Does this look normal to you? (Q-Q plots)


One question that always seems to come up in introductory statistics classes is how to tell if a sample is “normal enough” from a normal quantile (or Q-Q) plot. Students are told that the points on the plot should form a more or less straight line, and that they should be especially wary of bow shapes and S shapes, which signify departures from normality in the forms of skew and tail weight. When there are plenty of sample points this often isn’t a problem, but when there are relatively few (say, around 30, often cited as a rough minimum for making normality assumptions) there will usually be noticeable deviations from the diagonal, even when the underlying population really is normal. So, how can we help students use Q-Q plots before their intuition has been properly built up?
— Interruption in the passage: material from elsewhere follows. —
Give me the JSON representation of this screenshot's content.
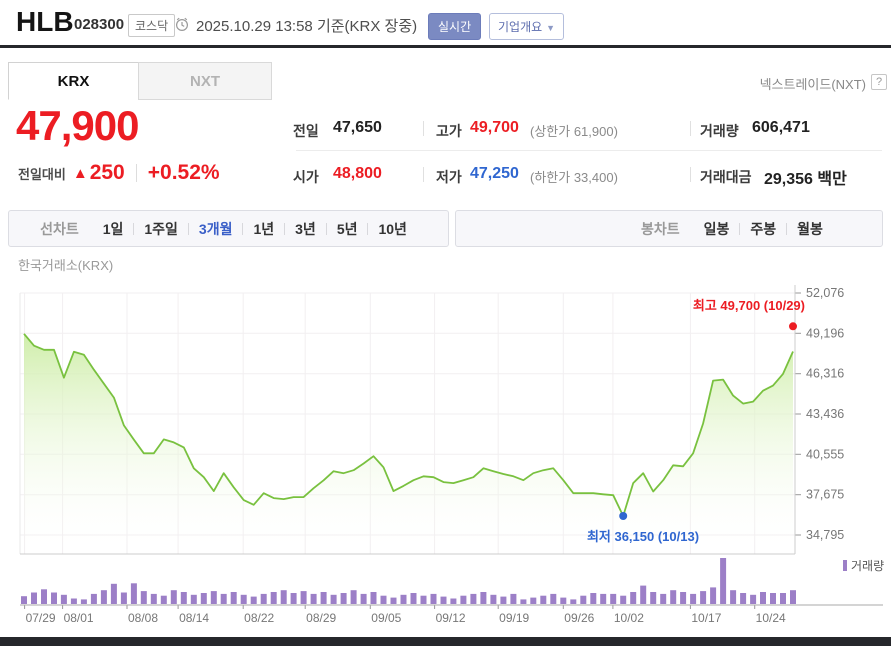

img title Can you tell which plot does not come from a normal sample? Answer: the bottom right is from a gamma(4, 4) distribution.

We could compare the Q-Q plot to some of the same size sampled from a normal population with mean and standard deviation equal to those of the sample, but perhaps we could do one better by seeing if we can identify the sample under study from among normal samples.

Here’s a function qqfind() that generates randomly hides the sample Q-Q plot among three Q-Q plots of samples from the hypothetical normal population. We could say that if we’re unable to clearly identify the real sample, then it’s “normal enough”.

qqfind <- function(x) {
  mean <- mean(x)
  sd <- sd(x)
  par(mfrow=c(2, 2))
  real <- sample(1:4, 1)
  for (i in 1:4) {
    if (i == real) {
      qqnorm(x)
      qqline(x)
    } else {
      y <- rnorm(length(x), mean, sd)
      qqnorm(y)
      qqline(y)
    }
  }
  par(mfrow=c(1, 1))
  return(real)
}

The following code generates the figure above and the two below.

set.seed(1)

data.gamma <- rgamma(30, 4, 4)
data.binom <- rbinom(30, 30, 0.3)
data.cauchy <- rcauchy(30)

real.gamma <- qqfind(data.gamma)
real.binom <- qqfind(data.binom)
real.cauchy <- qqfind(data.cauchy)

img title The binomial sample stands out because of the staircase pattern, an artifact of the discrete sample space.

img title The heavy tails of the Cauchy sample are quite evident.